Ternyata apa yang kusangkakan selama ini benar-benar terjadi. Wanita itu benar-benar belum bisa menerimaku sebagai menantunya.

Tapi,  kenapa?

 Apa karena aku miskin? 

Apa karena aku hanya lulusan SMA?  Sementara Aku hanya dibesarkan oleh seorang ayah.

 Ya Tuhan, meski pernyataan itu sangat menyakitkan sekali. Aku tak  menyangka jika Ibu mertua pada akhirnya mengutarakan hal yang selama ini dipendamnya.

 

Dan bodohnya aku, bukan dari Mas Akbar atau dari Mbak Mika, aku mendengarnya langsung dari mulut Ibu mertuaku sendiri. Seburuk itukah aku di matanya.

**

Gedoran pintu tetap kuabaikan. Meskipun Ibu terus-terusan berteriak aku masih enggan berhadapan dengannya. Rasanya aku masih belum bisa meredam emosiku untuk tak mendebatnya.

Dosa jika terus melawannya, tapi aku juga tak mau diam saja.

"Dina! Cepat keluar dan ngomong langsung sama si Akbar. Biar dia tahu perempuan seperti apa yang sudah dia nikahi. Bersikap kurang ajar pada mertua, bahkan berani membentak Ibu mertuanya sendiri!!"

Apa maksud perkataan Ibu?

 Dengan mata yang masih basah kuhapus sisa-sisa air mata dengan ujung kerudung. Lekas kubuka pintu dan menghadang langkah Ibu yang hendak menerobos ke dalam kamar. Ada benda persegi panjang berada di tangannya. Mungkin Ibu sebelumnya  sudah mengadu pada Mas Akbar.

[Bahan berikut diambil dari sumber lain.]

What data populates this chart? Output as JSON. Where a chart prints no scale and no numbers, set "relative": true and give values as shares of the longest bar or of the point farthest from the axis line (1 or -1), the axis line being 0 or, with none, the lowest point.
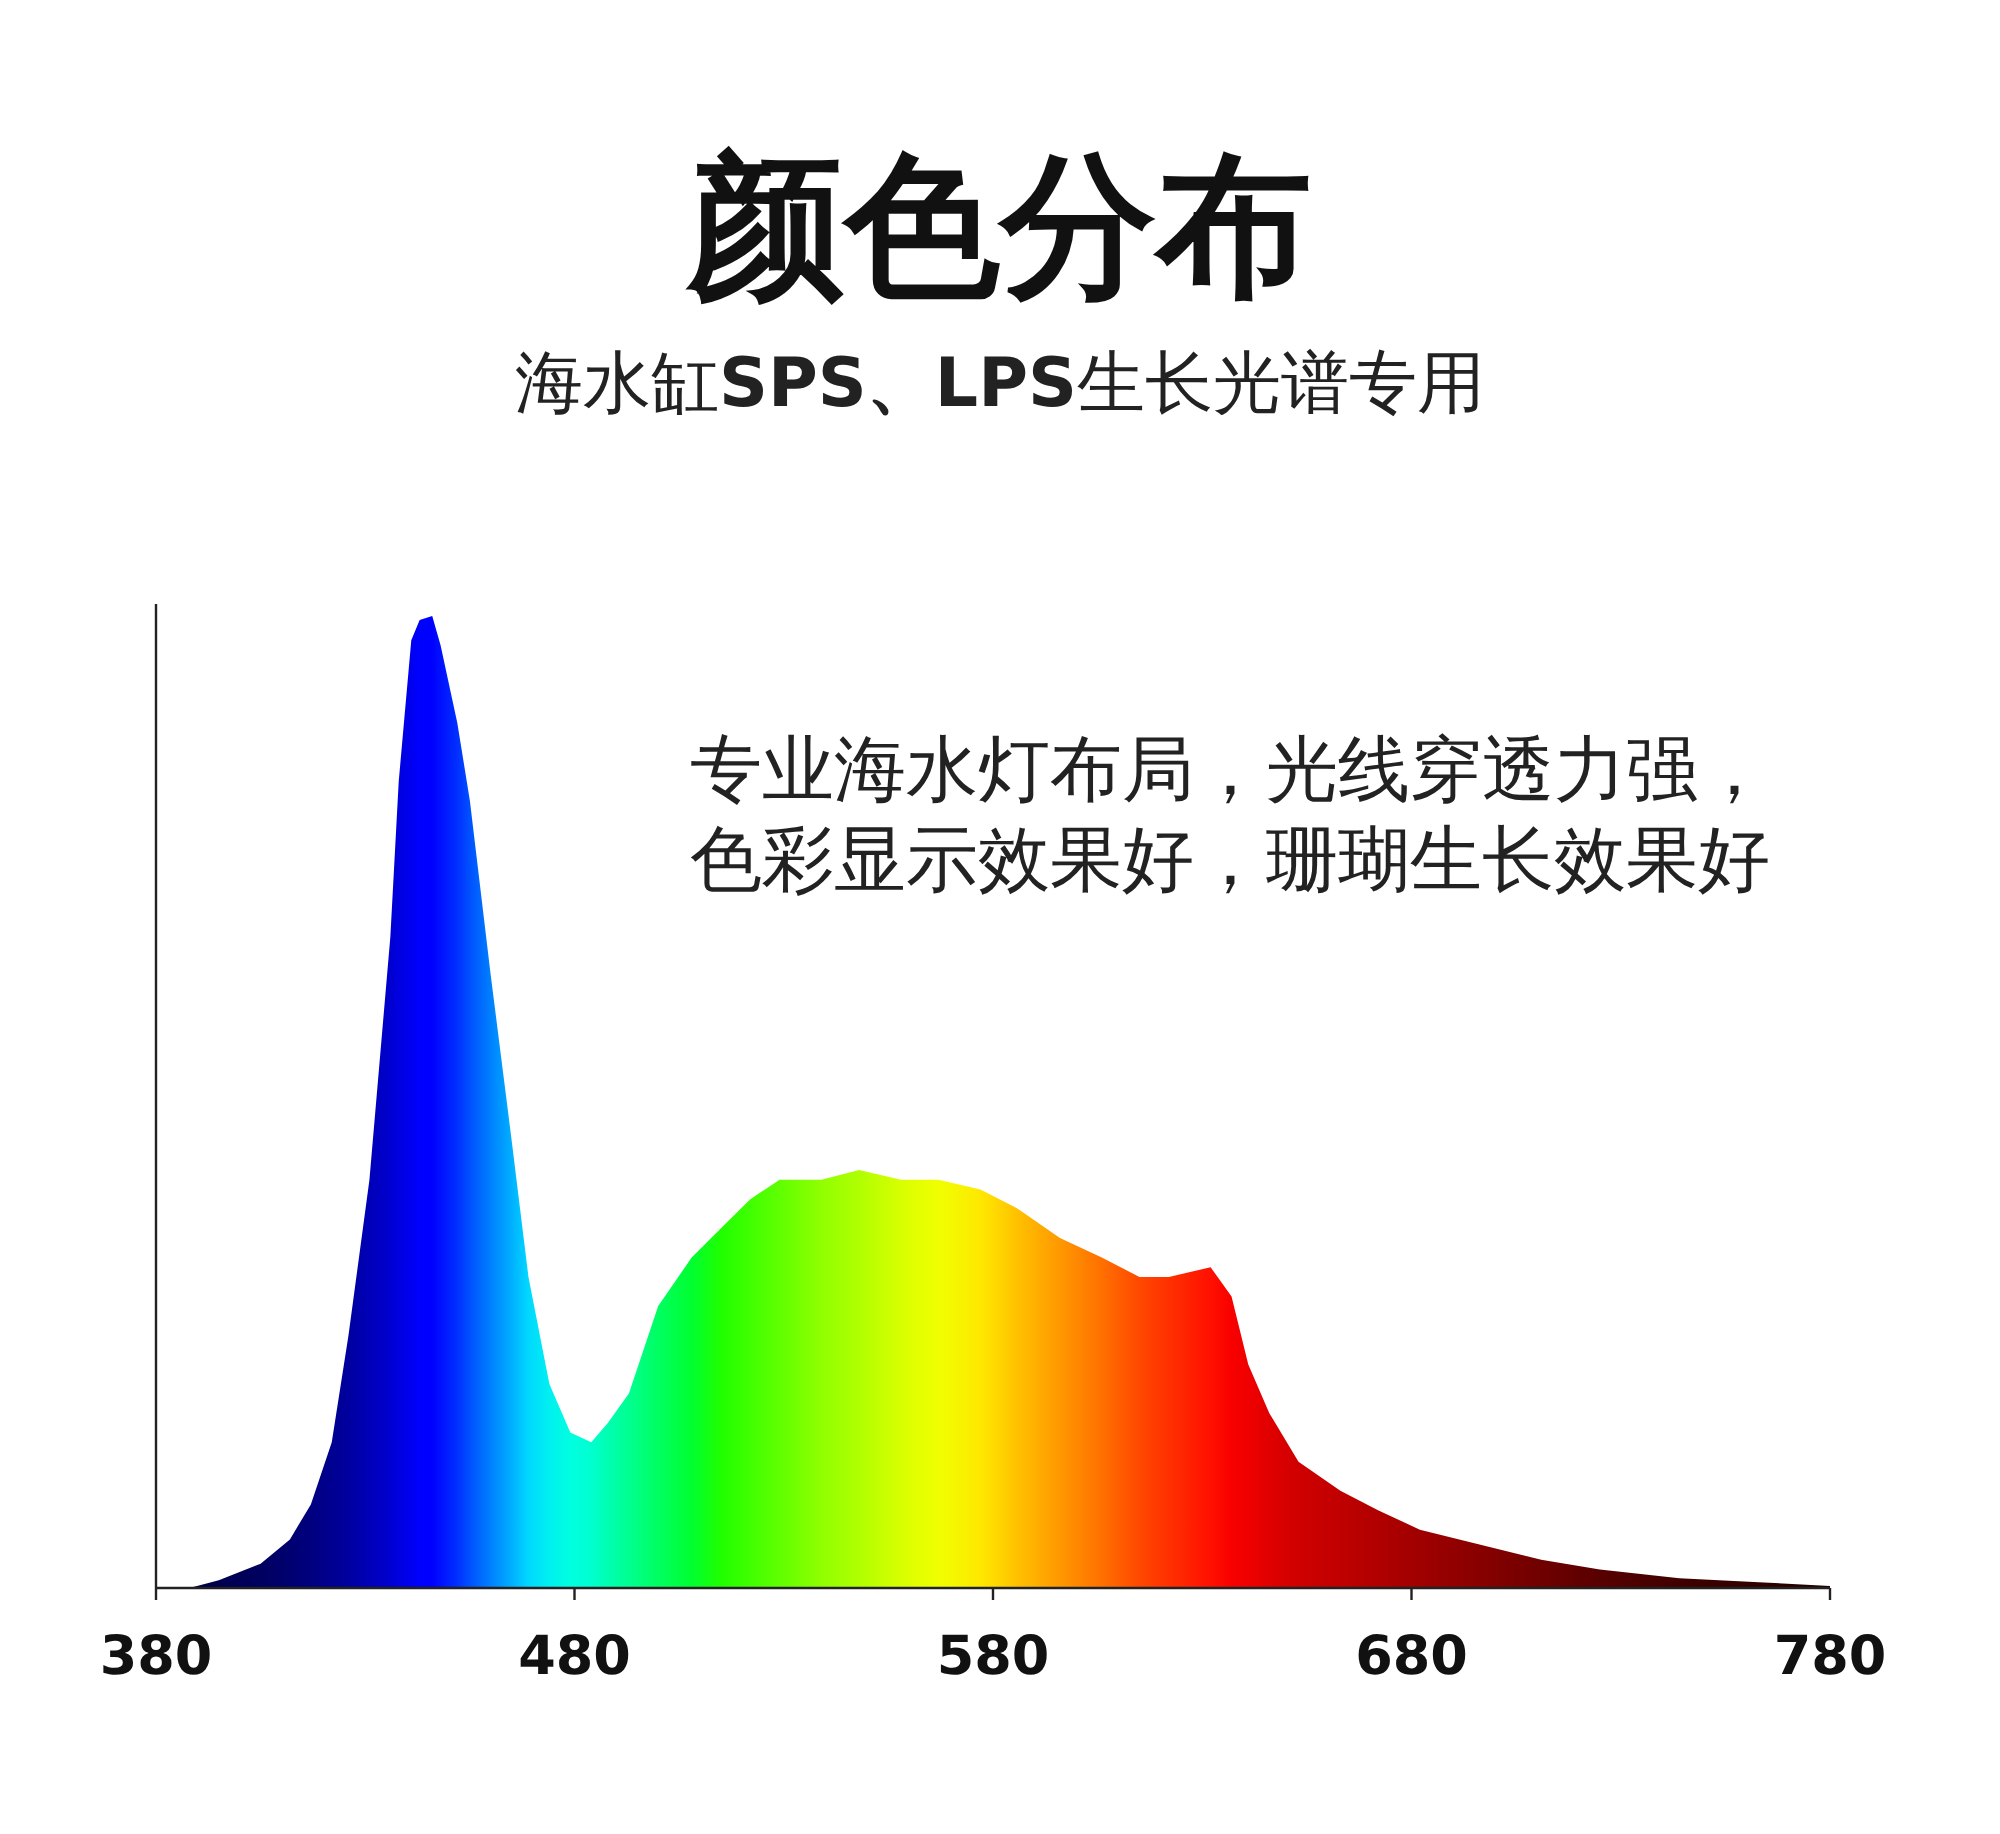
{
  "chart_data": {
    "type": "area",
    "title": "颜色分布",
    "subtitle": "海水缸**SPS、LPS**生长光谱专用",
    "annotations": [
      "专业海水灯布局，光线穿透力强，",
      "色彩显示效果好，珊瑚生长效果好"
    ],
    "relative": true,
    "tick_labels": "x",
    "xlim": [
      380,
      780
    ],
    "xticks": [
      380,
      480,
      580,
      680,
      780
    ],
    "x": [
      380,
      388,
      395,
      405,
      412,
      417,
      422,
      426,
      431,
      436,
      438,
      441,
      443,
      446,
      448,
      452,
      455,
      460,
      465,
      469,
      474,
      479,
      484,
      488,
      493,
      500,
      508,
      515,
      522,
      529,
      539,
      548,
      558,
      567,
      577,
      586,
      596,
      606,
      615,
      622,
      632,
      637,
      641,
      646,
      653,
      663,
      672,
      682,
      696,
      711,
      725,
      744,
      763,
      780
    ],
    "values": [
      0,
      0,
      0.008,
      0.025,
      0.05,
      0.086,
      0.15,
      0.26,
      0.42,
      0.67,
      0.83,
      0.975,
      0.996,
      1,
      0.97,
      0.89,
      0.81,
      0.63,
      0.46,
      0.32,
      0.21,
      0.16,
      0.15,
      0.17,
      0.2,
      0.29,
      0.34,
      0.37,
      0.4,
      0.42,
      0.42,
      0.43,
      0.42,
      0.42,
      0.41,
      0.39,
      0.36,
      0.34,
      0.32,
      0.32,
      0.33,
      0.3,
      0.23,
      0.18,
      0.13,
      0.1,
      0.08,
      0.06,
      0.045,
      0.029,
      0.019,
      0.01,
      0.006,
      0.002
    ],
    "colors": [
      "#000030",
      "#000040",
      "#000050",
      "#000060",
      "#000070",
      "#000080",
      "#000090",
      "#0000a0",
      "#0000b8",
      "#0000d0",
      "#0000e0",
      "#0000f0",
      "#0000ff",
      "#0000ff",
      "#0010ff",
      "#0030ff",
      "#0050ff",
      "#0080ff",
      "#00b0ff",
      "#00d8ff",
      "#00f0f0",
      "#00ffe0",
      "#00ffd0",
      "#00ffb0",
      "#00ff90",
      "#00ff60",
      "#00ff30",
      "#20ff00",
      "#40ff00",
      "#60ff00",
      "#90ff00",
      "#b0ff00",
      "#d8ff00",
      "#f0ff00",
      "#ffe800",
      "#ffc000",
      "#ff9800",
      "#ff7000",
      "#ff4800",
      "#ff3000",
      "#ff1000",
      "#f80000",
      "#f00000",
      "#e00000",
      "#d00000",
      "#c00000",
      "#b00000",
      "#a00000",
      "#880000",
      "#700000",
      "#580000",
      "#400000",
      "#300000",
      "#200000"
    ]
  }
}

"Ngomong apa, Bu? Apa yang harus kujelaskan dengan Mas Akbar, jika nyatanya selama ini  ternyata Ibu membenci dan memperlakukanku dengan tidak baik. Bahkan Ibu berani meludahiku, menampar dan membuang muka, serta melayangkan omongan-omongan yang tajam. Aku sakit, Bu!! Aku juga manusia biasa.  Aku belum pernah diperlakukan seperti ini oleh siapapun. Bahkan ayahku membesarkanku dengan sopan santun yang tinggi, didikan ilmu agama yang kuat. Tapi maaf, jika Ibu malah berkata kasar padaku, hanya karena aku bertanya kenapa Ibu selalu bersikap buruk, lalu apa salahnya, hah?!" 

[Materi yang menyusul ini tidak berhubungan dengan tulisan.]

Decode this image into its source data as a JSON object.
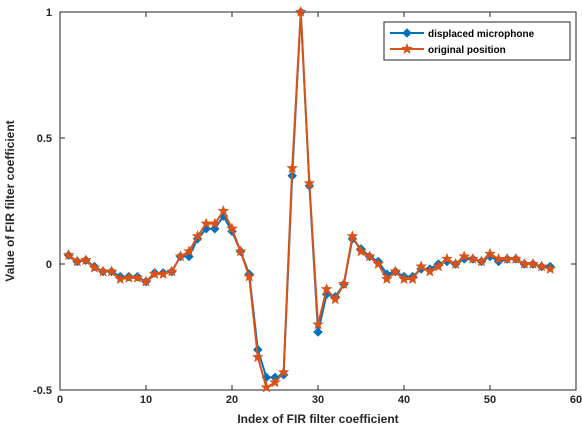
{
  "chart_data": {
    "type": "line",
    "xlabel": "Index of FIR filter coefficient",
    "ylabel": "Value of FIR filter coefficient",
    "xlim": [
      0,
      60
    ],
    "ylim": [
      -0.5,
      1
    ],
    "xticks": [
      0,
      10,
      20,
      30,
      40,
      50,
      60
    ],
    "yticks": [
      -0.5,
      0,
      0.5,
      1
    ],
    "xtick_labels": [
      "0",
      "10",
      "20",
      "30",
      "40",
      "50",
      "60"
    ],
    "ytick_labels": [
      "-0.5",
      "0",
      "0.5",
      "1"
    ],
    "legend_position": "top-right",
    "grid": false,
    "x": [
      1,
      2,
      3,
      4,
      5,
      6,
      7,
      8,
      9,
      10,
      11,
      12,
      13,
      14,
      15,
      16,
      17,
      18,
      19,
      20,
      21,
      22,
      23,
      24,
      25,
      26,
      27,
      28,
      29,
      30,
      31,
      32,
      33,
      34,
      35,
      36,
      37,
      38,
      39,
      40,
      41,
      42,
      43,
      44,
      45,
      46,
      47,
      48,
      49,
      50,
      51,
      52,
      53,
      54,
      55,
      56,
      57
    ],
    "series": [
      {
        "name": "displaced microphone",
        "color": "#0072BD",
        "marker": "diamond",
        "values": [
          0.035,
          0.01,
          0.015,
          -0.01,
          -0.03,
          -0.03,
          -0.05,
          -0.05,
          -0.05,
          -0.07,
          -0.035,
          -0.035,
          -0.03,
          0.03,
          0.03,
          0.1,
          0.14,
          0.14,
          0.19,
          0.13,
          0.05,
          -0.04,
          -0.34,
          -0.45,
          -0.45,
          -0.44,
          0.35,
          1.0,
          0.31,
          -0.27,
          -0.12,
          -0.13,
          -0.08,
          0.1,
          0.06,
          0.03,
          0.01,
          -0.04,
          -0.03,
          -0.05,
          -0.05,
          -0.02,
          -0.02,
          0.0,
          0.01,
          0.0,
          0.02,
          0.02,
          0.01,
          0.03,
          0.01,
          0.02,
          0.02,
          0.0,
          0.0,
          -0.01,
          -0.01
        ]
      },
      {
        "name": "original position",
        "color": "#D95319",
        "marker": "star",
        "values": [
          0.035,
          0.01,
          0.015,
          -0.015,
          -0.03,
          -0.03,
          -0.06,
          -0.055,
          -0.055,
          -0.07,
          -0.04,
          -0.04,
          -0.03,
          0.03,
          0.05,
          0.11,
          0.16,
          0.16,
          0.21,
          0.14,
          0.05,
          -0.05,
          -0.37,
          -0.49,
          -0.47,
          -0.43,
          0.38,
          1.0,
          0.32,
          -0.24,
          -0.1,
          -0.14,
          -0.08,
          0.11,
          0.05,
          0.03,
          0.0,
          -0.06,
          -0.03,
          -0.06,
          -0.06,
          -0.01,
          -0.03,
          -0.01,
          0.02,
          0.0,
          0.03,
          0.02,
          0.01,
          0.04,
          0.02,
          0.02,
          0.02,
          0.0,
          0.0,
          -0.01,
          -0.02
        ]
      }
    ]
  }
}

"Diam kamu!! Jangan berani-beraninya kamu membalikkan fakta. Apa yang kamu katakan tadi dan katakan sekarang  itu berbeda!!" 

"Apanya yang berbeda?!  Ibu yang bilang bahwa Ibu tidak suka padaku!!  Ibu membenciku dan tidak akan pernah menerimaku, iya kan?!"

Amarah sudah sampai di ubun-ubun. Bergolak dengan amarah yang mengalir dalam setiap tetesan darah.

"Menantu sialan!! Tunggu si Akbar pulang biar dia langsung menceraikanmu!!" Klik. Ibu langsung menekan tombol off. Mungkin dia sedang menelpon Mas Akbar agar pria itu mendengarkannya di ujung telepon. Entahlah. Suaranya yang samar tidak bisa aku dengar dengan jelas. Apalagi telingaku berdengung karena ucapan-ucapan Ibu yang menyakitkan.